Variant sketch design


Rough plan, elevation and detail of pedestal to column


dimensions and calculations given, and (pen over pencil) Mr Robins / Pullinger / Black

Signed and dated

  • (pen) May 4. 1800

Medium and dimensions

Pencil, pen inscriptions on thin laid paper (201 x 322)




C Patch 1799


Soane began work on alterations and additions to Aynhoe Park in 1799 and there are drawings (SM 6/4/1-47 and see also Concise Catalogue for the new library, dining room and drawing room with bedrooms above.
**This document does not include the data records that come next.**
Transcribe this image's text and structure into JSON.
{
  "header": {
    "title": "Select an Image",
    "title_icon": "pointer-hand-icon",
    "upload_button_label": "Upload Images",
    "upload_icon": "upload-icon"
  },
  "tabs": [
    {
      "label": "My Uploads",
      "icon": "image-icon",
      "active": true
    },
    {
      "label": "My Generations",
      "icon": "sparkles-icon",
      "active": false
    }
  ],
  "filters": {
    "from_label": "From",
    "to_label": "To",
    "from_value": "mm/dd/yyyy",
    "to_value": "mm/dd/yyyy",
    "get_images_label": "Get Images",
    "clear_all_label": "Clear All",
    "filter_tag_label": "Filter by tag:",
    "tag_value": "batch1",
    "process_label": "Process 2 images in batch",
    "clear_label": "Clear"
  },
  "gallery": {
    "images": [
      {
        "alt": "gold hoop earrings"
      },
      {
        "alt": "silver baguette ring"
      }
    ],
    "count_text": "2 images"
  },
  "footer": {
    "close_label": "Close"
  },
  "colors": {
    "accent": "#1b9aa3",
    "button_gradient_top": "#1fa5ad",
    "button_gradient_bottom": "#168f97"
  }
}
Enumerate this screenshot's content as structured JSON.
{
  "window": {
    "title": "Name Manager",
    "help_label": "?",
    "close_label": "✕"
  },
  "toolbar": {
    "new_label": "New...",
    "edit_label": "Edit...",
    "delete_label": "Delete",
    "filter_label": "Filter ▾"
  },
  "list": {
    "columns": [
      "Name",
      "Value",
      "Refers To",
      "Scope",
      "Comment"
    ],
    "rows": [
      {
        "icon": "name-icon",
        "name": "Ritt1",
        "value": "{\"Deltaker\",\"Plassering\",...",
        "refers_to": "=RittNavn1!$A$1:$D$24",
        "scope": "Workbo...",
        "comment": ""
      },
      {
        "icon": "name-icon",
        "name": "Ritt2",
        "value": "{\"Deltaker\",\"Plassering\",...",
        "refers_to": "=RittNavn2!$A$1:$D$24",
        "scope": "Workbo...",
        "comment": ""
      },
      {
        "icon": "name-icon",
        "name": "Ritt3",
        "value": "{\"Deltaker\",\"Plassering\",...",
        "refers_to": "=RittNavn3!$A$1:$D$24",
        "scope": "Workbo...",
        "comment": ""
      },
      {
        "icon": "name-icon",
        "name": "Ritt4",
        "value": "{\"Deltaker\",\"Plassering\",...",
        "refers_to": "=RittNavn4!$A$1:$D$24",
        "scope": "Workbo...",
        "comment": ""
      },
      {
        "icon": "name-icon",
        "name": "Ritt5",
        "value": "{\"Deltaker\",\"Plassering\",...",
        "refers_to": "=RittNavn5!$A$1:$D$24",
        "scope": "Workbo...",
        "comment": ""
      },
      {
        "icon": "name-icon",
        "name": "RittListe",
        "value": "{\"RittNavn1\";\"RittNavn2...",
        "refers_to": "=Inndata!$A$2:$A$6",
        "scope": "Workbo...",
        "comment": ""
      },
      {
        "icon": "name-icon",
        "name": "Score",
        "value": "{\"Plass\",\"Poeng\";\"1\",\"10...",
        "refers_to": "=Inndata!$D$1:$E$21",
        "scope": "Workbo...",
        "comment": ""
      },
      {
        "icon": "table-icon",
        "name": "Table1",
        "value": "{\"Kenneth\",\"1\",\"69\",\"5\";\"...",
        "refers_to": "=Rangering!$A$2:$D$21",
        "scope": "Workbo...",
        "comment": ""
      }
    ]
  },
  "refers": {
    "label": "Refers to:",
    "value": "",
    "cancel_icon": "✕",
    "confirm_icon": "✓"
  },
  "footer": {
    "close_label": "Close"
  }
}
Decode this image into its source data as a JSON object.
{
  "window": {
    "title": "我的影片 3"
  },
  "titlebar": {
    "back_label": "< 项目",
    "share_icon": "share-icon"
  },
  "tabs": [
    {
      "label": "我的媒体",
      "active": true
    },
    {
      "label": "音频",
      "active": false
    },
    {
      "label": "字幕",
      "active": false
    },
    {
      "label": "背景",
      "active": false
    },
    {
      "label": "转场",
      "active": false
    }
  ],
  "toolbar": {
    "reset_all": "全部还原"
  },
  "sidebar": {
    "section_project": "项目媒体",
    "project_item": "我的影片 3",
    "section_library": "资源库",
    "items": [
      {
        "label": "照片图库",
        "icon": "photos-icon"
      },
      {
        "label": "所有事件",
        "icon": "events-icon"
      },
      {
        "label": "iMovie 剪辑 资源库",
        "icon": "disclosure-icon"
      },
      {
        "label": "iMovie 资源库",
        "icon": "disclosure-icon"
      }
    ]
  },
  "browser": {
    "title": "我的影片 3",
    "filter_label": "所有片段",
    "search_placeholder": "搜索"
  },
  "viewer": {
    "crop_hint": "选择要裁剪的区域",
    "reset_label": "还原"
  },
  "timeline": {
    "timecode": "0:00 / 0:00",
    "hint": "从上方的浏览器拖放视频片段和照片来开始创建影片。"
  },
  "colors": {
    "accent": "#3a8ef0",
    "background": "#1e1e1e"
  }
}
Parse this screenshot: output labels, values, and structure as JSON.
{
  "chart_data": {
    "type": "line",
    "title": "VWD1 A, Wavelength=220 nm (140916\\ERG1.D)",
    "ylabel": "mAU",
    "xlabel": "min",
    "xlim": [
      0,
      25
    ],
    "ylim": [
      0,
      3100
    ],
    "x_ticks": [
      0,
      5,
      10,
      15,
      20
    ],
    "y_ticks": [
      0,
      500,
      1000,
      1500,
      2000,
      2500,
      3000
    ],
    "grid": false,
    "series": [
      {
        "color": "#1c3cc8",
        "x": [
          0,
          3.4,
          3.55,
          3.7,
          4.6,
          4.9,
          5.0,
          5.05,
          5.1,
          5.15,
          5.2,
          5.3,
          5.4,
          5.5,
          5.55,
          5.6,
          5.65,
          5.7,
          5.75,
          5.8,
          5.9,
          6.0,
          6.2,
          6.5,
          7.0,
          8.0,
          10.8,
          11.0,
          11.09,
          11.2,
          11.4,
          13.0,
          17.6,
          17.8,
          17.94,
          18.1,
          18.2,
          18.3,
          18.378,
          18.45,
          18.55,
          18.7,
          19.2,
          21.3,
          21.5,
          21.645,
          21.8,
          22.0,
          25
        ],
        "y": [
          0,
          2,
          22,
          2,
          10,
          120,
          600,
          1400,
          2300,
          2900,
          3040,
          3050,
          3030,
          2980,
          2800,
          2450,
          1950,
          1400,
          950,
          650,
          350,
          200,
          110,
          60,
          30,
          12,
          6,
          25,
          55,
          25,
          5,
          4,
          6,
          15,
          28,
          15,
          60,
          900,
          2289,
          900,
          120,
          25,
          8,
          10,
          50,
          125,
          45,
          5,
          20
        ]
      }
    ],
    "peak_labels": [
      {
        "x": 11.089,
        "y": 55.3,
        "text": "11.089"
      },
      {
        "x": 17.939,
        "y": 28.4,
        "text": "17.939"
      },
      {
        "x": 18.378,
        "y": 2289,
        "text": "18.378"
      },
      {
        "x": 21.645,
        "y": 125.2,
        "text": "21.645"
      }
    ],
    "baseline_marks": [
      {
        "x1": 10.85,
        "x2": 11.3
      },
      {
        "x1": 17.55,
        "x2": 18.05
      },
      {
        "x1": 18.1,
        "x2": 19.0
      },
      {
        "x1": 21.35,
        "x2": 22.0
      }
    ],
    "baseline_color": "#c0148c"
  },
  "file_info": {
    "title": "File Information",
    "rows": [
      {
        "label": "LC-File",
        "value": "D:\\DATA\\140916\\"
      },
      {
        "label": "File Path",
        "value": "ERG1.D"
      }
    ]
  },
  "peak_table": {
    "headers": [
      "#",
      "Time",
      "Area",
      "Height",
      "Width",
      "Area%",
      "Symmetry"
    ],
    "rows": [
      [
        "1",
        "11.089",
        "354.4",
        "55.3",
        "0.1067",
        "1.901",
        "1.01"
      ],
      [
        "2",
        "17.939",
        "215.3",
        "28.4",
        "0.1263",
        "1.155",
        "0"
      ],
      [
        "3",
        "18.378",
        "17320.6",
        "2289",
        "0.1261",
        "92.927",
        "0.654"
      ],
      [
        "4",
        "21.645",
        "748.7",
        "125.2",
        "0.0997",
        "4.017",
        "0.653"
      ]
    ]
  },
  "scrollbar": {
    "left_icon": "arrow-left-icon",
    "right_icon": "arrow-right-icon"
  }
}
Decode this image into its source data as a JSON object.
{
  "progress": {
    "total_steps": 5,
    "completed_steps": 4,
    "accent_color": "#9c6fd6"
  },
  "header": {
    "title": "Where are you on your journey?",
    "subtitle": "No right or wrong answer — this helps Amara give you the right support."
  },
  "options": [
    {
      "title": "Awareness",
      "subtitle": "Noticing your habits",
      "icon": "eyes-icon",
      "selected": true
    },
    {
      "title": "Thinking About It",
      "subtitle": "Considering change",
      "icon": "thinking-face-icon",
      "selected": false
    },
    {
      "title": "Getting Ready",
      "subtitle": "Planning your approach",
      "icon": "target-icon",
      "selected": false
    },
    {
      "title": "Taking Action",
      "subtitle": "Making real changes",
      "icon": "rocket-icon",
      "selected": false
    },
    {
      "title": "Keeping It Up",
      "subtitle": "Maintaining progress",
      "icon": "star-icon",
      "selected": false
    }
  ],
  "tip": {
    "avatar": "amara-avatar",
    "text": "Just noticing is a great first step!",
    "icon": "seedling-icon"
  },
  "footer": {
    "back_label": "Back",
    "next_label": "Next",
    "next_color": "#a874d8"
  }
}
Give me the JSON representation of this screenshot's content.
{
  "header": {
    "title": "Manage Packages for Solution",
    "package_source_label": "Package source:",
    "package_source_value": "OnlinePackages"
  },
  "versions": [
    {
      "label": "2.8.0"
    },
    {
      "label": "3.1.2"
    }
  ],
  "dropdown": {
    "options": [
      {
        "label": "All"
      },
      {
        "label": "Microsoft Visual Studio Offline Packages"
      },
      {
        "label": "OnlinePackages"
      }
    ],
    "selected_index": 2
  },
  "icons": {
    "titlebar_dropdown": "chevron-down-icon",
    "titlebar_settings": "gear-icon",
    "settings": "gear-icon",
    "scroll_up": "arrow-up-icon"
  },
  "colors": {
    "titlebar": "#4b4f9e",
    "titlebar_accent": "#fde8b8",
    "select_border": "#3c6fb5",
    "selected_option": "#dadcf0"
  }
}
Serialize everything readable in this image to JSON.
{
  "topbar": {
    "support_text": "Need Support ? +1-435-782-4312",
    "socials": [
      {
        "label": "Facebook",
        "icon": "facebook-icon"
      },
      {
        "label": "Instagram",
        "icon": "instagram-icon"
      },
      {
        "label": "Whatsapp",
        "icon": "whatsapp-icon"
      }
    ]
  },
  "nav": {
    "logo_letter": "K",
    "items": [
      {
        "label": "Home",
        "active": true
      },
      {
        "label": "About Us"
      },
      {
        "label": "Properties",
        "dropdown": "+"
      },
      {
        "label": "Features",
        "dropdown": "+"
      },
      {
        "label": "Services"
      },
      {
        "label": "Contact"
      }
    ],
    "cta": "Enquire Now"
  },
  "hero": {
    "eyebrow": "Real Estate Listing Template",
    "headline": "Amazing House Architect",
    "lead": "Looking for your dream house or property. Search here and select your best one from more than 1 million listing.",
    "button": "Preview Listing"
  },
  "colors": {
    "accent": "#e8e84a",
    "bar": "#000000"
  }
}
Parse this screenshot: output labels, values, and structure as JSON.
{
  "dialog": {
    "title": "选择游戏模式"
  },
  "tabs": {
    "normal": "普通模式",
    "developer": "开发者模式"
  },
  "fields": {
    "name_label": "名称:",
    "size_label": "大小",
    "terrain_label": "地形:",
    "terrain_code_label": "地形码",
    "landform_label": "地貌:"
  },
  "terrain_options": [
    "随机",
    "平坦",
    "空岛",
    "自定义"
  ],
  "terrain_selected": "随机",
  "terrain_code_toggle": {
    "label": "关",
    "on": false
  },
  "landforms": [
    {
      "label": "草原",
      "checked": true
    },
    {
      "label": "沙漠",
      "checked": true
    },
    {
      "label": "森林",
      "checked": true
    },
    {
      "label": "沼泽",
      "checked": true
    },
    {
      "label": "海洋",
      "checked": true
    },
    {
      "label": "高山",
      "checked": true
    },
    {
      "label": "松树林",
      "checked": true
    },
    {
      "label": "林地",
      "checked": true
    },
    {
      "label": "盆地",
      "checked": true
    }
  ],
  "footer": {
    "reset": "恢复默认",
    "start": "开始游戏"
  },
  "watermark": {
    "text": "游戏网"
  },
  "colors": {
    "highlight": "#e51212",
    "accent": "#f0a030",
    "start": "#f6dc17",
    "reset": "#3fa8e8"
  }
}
Twin triumphal arches were built on the north side to link the house with the previously detached office and stable blocks.
Of the names that Soane wrote on his drawing: 'Mr Robins' probably refers to John Robins, auctioneer and estate agent of Warwick Street, Golden Square, London for whom Soane designed Norwood Hall, Norwood Green in what was then Middlesex but is now London. There is a copy set of 9 contract drawings dated 8 July 1801 and other drawings in the Soane Museum (SM 4/4/14-24, 81/2/59). Coincidentally, the front elevation was designed on a triumphal arch theme. (see D.Stroud, Sir John Soane, architect, 2nd ed., 1996, pp.184,207,210,282; G.Darley, John Soane:an accidental Romantic , 1999, pp.154,244,267,292, for information on Robins)
'Pullinger' is John Pullinger, a clerk of works and master carpenter who supplied a design for a roof for Aynhoe (SM 77/1/46). 'Black' has not been traced.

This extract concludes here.